The sun will turn black. The air will turn frigid. Owls and bats will swarm in the midday sky. It will all happen at 11 minutes past the 11th hour on the 11th day of August. And if you think that's a coincidence, you haven't been studying your necromancy tables.
On Aug. 11, the last total solar eclipse of the millennium will sweep across a long arc of Earth, from the North Atlantic to the Bay of Bengal. The first point of land it crosses -- achieving totality from 11:11 to 11:13 a.m., local time -- will be the southwest corner of England, a storied peninsula of rocky headlands and rolling green hills that was the likely location of King Arthur's Camelot, but is now known as the county of Cornwall.
"For pagans, totality will be the most important two minutes of the decade," said Andy Norfolk, an amiable landscape architect and druid bard who is one of tens of thousands in this corner of Britain still practicing ancient celestial religions.
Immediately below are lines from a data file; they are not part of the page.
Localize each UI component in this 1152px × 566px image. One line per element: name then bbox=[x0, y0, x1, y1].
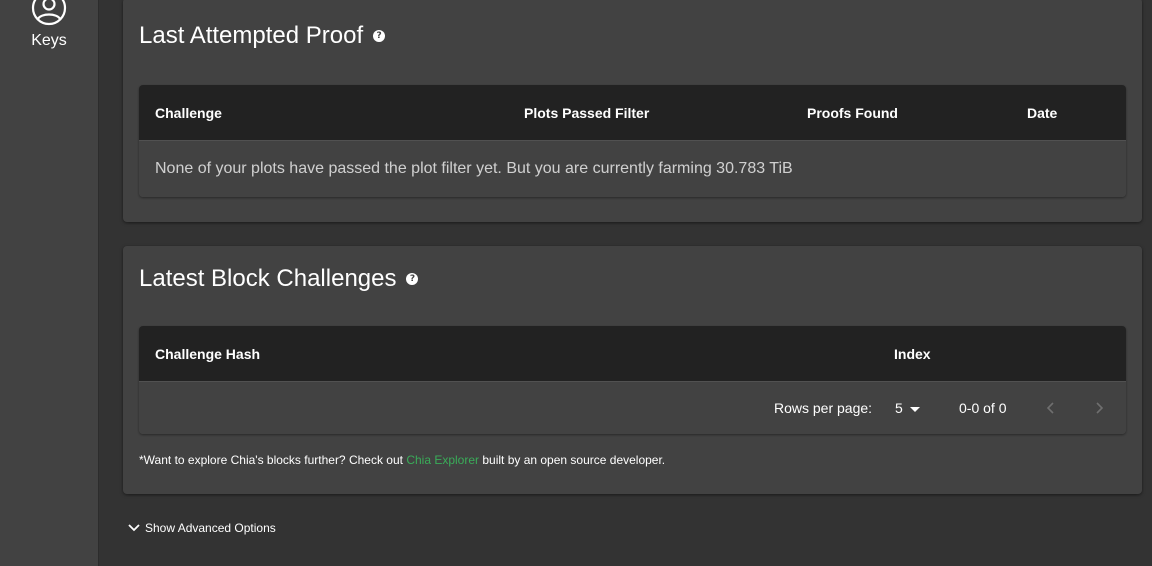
account-circle-icon bbox=[31, 0, 67, 26]
footnote-prefix: *Want to explore Chia's blocks further? … bbox=[139, 453, 407, 467]
chevron-left-icon bbox=[1046, 402, 1054, 414]
chia-explorer-link[interactable]: Chia Explorer bbox=[406, 453, 479, 467]
card-title: Last Attempted Proof bbox=[139, 22, 364, 49]
table-pagination: Rows per page: 5 0-0 of 0 bbox=[139, 382, 1126, 434]
help-icon[interactable]: ? bbox=[406, 273, 419, 285]
column-header-date: Date bbox=[1027, 105, 1058, 121]
show-advanced-options-label: Show Advanced Options bbox=[145, 521, 276, 535]
sidebar-item-keys[interactable]: Keys bbox=[0, 0, 98, 60]
latest-block-challenges-header: Latest Block Challenges ? bbox=[139, 265, 419, 293]
last-attempted-proof-header: Last Attempted Proof ? bbox=[139, 22, 386, 50]
rows-per-page-label: Rows per page: bbox=[774, 400, 873, 416]
rows-per-page-value: 5 bbox=[895, 400, 903, 416]
table-row: None of your plots have passed the plot … bbox=[139, 141, 1126, 197]
card-title: Latest Block Challenges bbox=[139, 265, 397, 292]
show-advanced-options-toggle[interactable]: Show Advanced Options bbox=[128, 521, 276, 535]
last-attempted-proof-table: Challenge Plots Passed Filter Proofs Fou… bbox=[139, 85, 1126, 197]
next-page-button[interactable] bbox=[1087, 396, 1111, 420]
previous-page-button[interactable] bbox=[1039, 396, 1063, 420]
column-header-challenge: Challenge bbox=[155, 105, 222, 121]
explorer-footnote: *Want to explore Chia's blocks further? … bbox=[139, 453, 665, 467]
pagination-range: 0-0 of 0 bbox=[959, 400, 1007, 416]
rows-per-page-select[interactable]: 5 bbox=[895, 382, 920, 434]
column-header-proofs-found: Proofs Found bbox=[807, 105, 898, 121]
table-header: Challenge Hash Index bbox=[139, 326, 1126, 382]
column-header-challenge-hash: Challenge Hash bbox=[155, 346, 261, 362]
sidebar-item-label: Keys bbox=[31, 32, 67, 49]
chevron-down-icon bbox=[128, 524, 140, 532]
empty-state-message: None of your plots have passed the plot … bbox=[155, 160, 793, 177]
column-header-index: Index bbox=[894, 346, 931, 362]
column-header-plots-passed-filter: Plots Passed Filter bbox=[524, 105, 650, 121]
chevron-right-icon bbox=[1096, 402, 1104, 414]
sidebar: Keys bbox=[0, 0, 99, 566]
help-icon[interactable]: ? bbox=[373, 30, 386, 42]
table-header: Challenge Plots Passed Filter Proofs Fou… bbox=[139, 85, 1126, 141]
latest-block-challenges-table: Challenge Hash Index Rows per page: 5 0-… bbox=[139, 326, 1126, 434]
footnote-suffix: built by an open source developer. bbox=[479, 453, 666, 467]
caret-down-icon bbox=[909, 406, 920, 412]
last-attempted-proof-card: Last Attempted Proof ? Challenge Plots P… bbox=[123, 0, 1142, 222]
latest-block-challenges-card: Latest Block Challenges ? Challenge Hash… bbox=[123, 246, 1142, 494]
They will gather -- at henges, quoits and stone altars erected here long before Christ was born -- to worship the meeting of the sun and the moon.
"Oh, yes, we'll have druids, necromancers [sorcerers], New Agers -- the whole sun-worshiping lot," said a smiling Gage Williams, a retired British Army general who has been appointed Cornwall's eclipse czar. "But they don't influence my planning, because most of them live here anyway.
"Our problem is all the outsiders who are going to come. Cornwall is a narrow cul-de-sac with only three real roads, and we're going to have more than a million tourists piling in here that Wednesday. About 100,000 of them will be eclipse-chasers from the [United] States, and what will they think if our county runs out of food or petrol or medicine or nappies [diapers]?"
In theory, the eclipse should be manna for Cornwall. It's the poorest county in Britain and is increasingly dependent on tourism. But when Gen. Williams first laid out his battle plan to the county council 18 months ago, the reception was less than sunny.
"They seemed to think it was a lot of bother," Williams recalled. He said one council member moaned: "The timing is bloody awful -- middle of vacation! Can't we get the date changed?"
But the orbital cycles that create a solar eclipse are immutable. Because the moon is so much nearer the earth, it can completely block the view of the sun if it is in precisely the right spot -- just as a penny held near the eye can block out a whole building down the street. Cornwall, accordingly, has pulled out all the stops to make sure the solar phenomenon is a solid plus.
Of the million-plus Britons expected to travel to the eclipse, many will bring their boats, jamming small harbors, such as the beautiful turquoise cove here at Lizard Point. The British coast guard predicts 100,000 small craft, the largest armada in British history.
A few hundred well-heeled fans will ride on two chartered Concordes that hope to follow the arc of eclipse as it moves across the globe. British railroads have added enough cars to bring 28,000 additional passengers -- and all seats are sold.
But most visitors probably will come by car, and that worries the eclipse czar. "We're urging people to put bicycles on top of their cars, so if the [traffic] block is impossible, they can still get through," Williams said. Thousands of road signs have been readied -- some meant for expressways hundreds of miles away -- reading "Expect Heavy Delays."
To save water, Cornwall is reminding its citizens: "You don't have to flush the loo [toilet] every time." To keep medical facilities available, all elective surgery planned for early August has been rescheduled. Williams surmises that there might be a rush at maternity wards. "The last druid baby born during a total eclipse grew up to be Merlin, and some parents might want to repeat that," he said.
Numerologists are analyzing why there are so many 11s in the time of totality. Astrologers are fascinated by the proximity to the end of the millennium. But since the millennium, a Christian concept, has no particular meaning to nature worshipers, they have other things on their minds.
Norfolk, a local druid who heads the Cornish Earth Mysteries Group, says worship services and ritual bathing are the traditional pagan activities during an eclipse. But there is also a suggestion in the druid community that people shouldn't observe the eclipse at all.
Cassandra Lathan, a local nurse and moon worshiper, argues that an eclipse is the coming together of the sun and the moon. "A god and goddess are making love," she said. "We have no right to look upon it."